Anything less than the absolutely righteous, absolutely holy, absolutely just, omniscient, omnipresent, omnipotent, merciful, immutable, and personal triune sovereign God of the inspired, infallible, and authoritative canon of the Old and New Testament is less than worthy of worship, less than worthy of complete confidence and trust, less than worthy of adoration.

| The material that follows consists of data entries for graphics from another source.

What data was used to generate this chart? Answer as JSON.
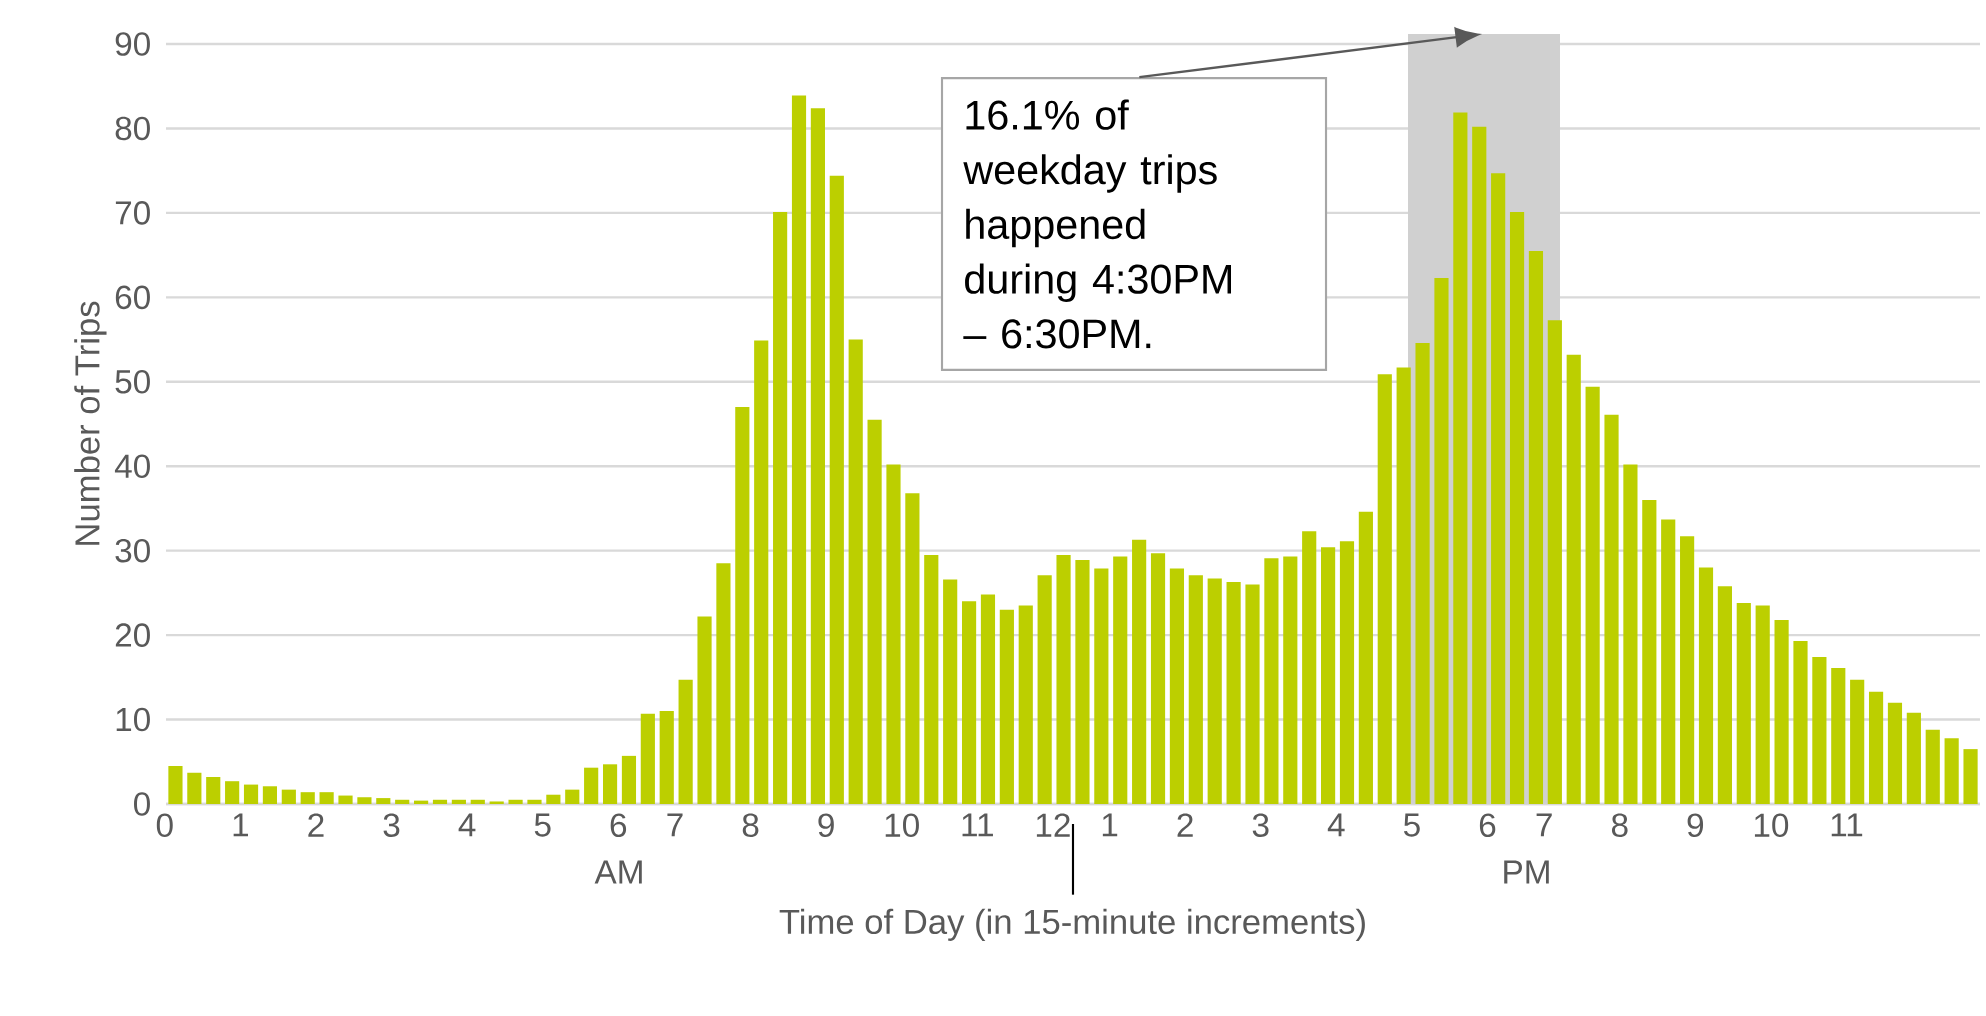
{
  "chart_data": {
    "type": "bar",
    "xlabel": "Time of Day (in 15-minute increments)",
    "ylabel": "Number of Trips",
    "categories": [
      "0",
      null,
      null,
      null,
      "1",
      null,
      null,
      null,
      "2",
      null,
      null,
      null,
      "3",
      null,
      null,
      null,
      "4",
      null,
      null,
      null,
      "5",
      null,
      null,
      null,
      "6",
      null,
      null,
      "7",
      null,
      null,
      null,
      "8",
      null,
      null,
      null,
      "9",
      null,
      null,
      null,
      "10",
      null,
      null,
      null,
      "11",
      null,
      null,
      null,
      "12",
      null,
      null,
      "1",
      null,
      null,
      null,
      "2",
      null,
      null,
      null,
      "3",
      null,
      null,
      null,
      "4",
      null,
      null,
      null,
      "5",
      null,
      null,
      null,
      "6",
      null,
      null,
      "7",
      null,
      null,
      null,
      "8",
      null,
      null,
      null,
      "9",
      null,
      null,
      null,
      "10",
      null,
      null,
      null,
      "11",
      null,
      null,
      null,
      null,
      null,
      null
    ],
    "values": [
      4.5,
      3.7,
      3.2,
      2.7,
      2.3,
      2.1,
      1.7,
      1.4,
      1.4,
      1.0,
      0.8,
      0.7,
      0.5,
      0.4,
      0.5,
      0.5,
      0.5,
      0.3,
      0.5,
      0.5,
      1.1,
      1.7,
      4.3,
      4.7,
      5.7,
      10.7,
      11.0,
      14.7,
      22.2,
      28.5,
      47.0,
      54.9,
      70.1,
      83.9,
      82.4,
      74.4,
      55.0,
      45.5,
      40.2,
      36.8,
      29.5,
      26.6,
      24.0,
      24.8,
      23.0,
      23.5,
      27.1,
      29.5,
      28.9,
      27.9,
      29.3,
      31.3,
      29.7,
      27.9,
      27.1,
      26.7,
      26.3,
      26.0,
      29.1,
      29.3,
      32.3,
      30.4,
      31.1,
      34.6,
      50.9,
      51.7,
      54.6,
      62.3,
      81.9,
      80.2,
      74.7,
      70.1,
      65.5,
      57.3,
      53.2,
      49.4,
      46.1,
      40.2,
      36.0,
      33.7,
      31.7,
      28.0,
      25.8,
      23.8,
      23.5,
      21.8,
      19.3,
      17.4,
      16.1,
      14.7,
      13.3,
      12.0,
      10.8,
      8.8,
      7.8,
      6.5
    ],
    "color": "#bccf00",
    "ylim": [
      0,
      90
    ],
    "yticks": [
      0,
      10,
      20,
      30,
      40,
      50,
      60,
      70,
      80,
      90
    ],
    "grid": "y",
    "annotations": [
      "AM",
      "PM",
      "16.1% of weekday trips happened during 4:30PM – 6:30PM."
    ]
  }
}
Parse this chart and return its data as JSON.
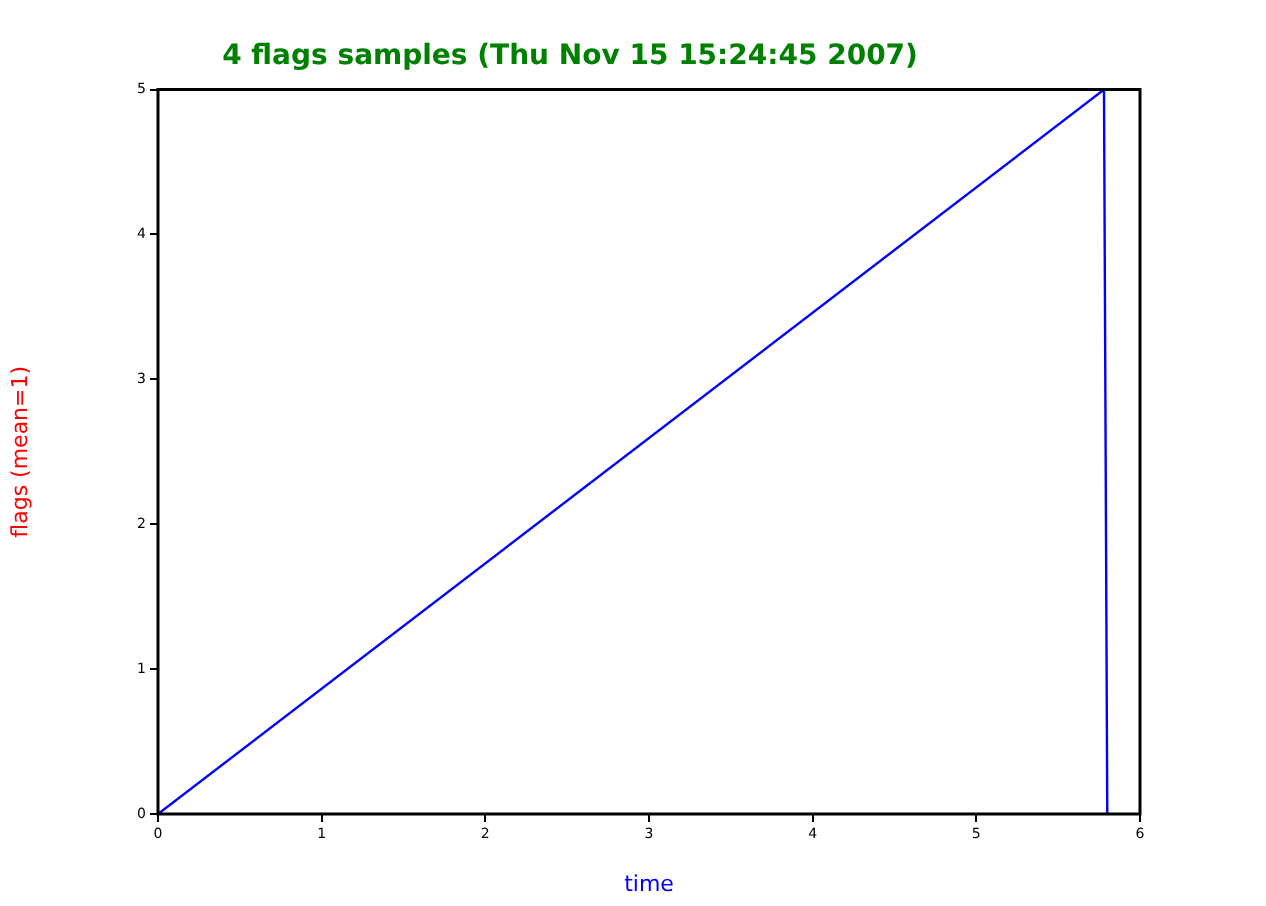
{
  "chart_data": {
    "type": "line",
    "title": "4 flags samples (Thu Nov 15 15:24:45 2007)",
    "xlabel": "time",
    "ylabel": "flags (mean=1)",
    "series": [
      {
        "color": "#0000ff",
        "x": [
          0,
          5.78,
          5.8
        ],
        "values": [
          0,
          5,
          0
        ]
      }
    ],
    "xlim": [
      0,
      6
    ],
    "xticks": [
      0,
      1,
      2,
      3,
      4,
      5,
      6
    ],
    "ylim": [
      0,
      5
    ],
    "yticks": [
      0,
      1,
      2,
      3,
      4,
      5
    ],
    "grid": false,
    "legend": false,
    "marker": "none",
    "line_style": "solid"
  }
}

What follows is an excerpt from a post I authored a few weeks ago on the incarnation of Christ that seem to be an appropriate conclusion to this post:

  • As profound and foundational are the doctrines of the trinity and the physical resurrection of the Messiah, and absolutely in no means do I intend to diminish their import, it is the incarnation of our Savior that leaves me most breathtakingly at a loss for words. That Christ, fully almighty God, immutable and fully in transcendence over creation, Who spoke into existence, ex nihilo, the natural order, should step out of eternity and condescend to take on flesh, a sinless human nature, and, out of love, subject Himself to a fallen creation, leaves me wanting for words. Christ, God almighty, His incarnation realized by His conception and virgin birth to Mary, was obedient to Father God to the point of death on the cross to provide propitiation for sin and, after defeating death, will for eternity forward, walk with us as we behold His cross-scarred body. Here we find incomprehensible truths that followers of the Messiah will feast on for eons.

He offered up His Son as a perfect sacrifice for our sin so that through our repentance and faith in the redeeming work of sovereign grace in Christ’s death on the cross and physical resurrection, we have forgiveness and eternal life. How can we neglect so great a salvation.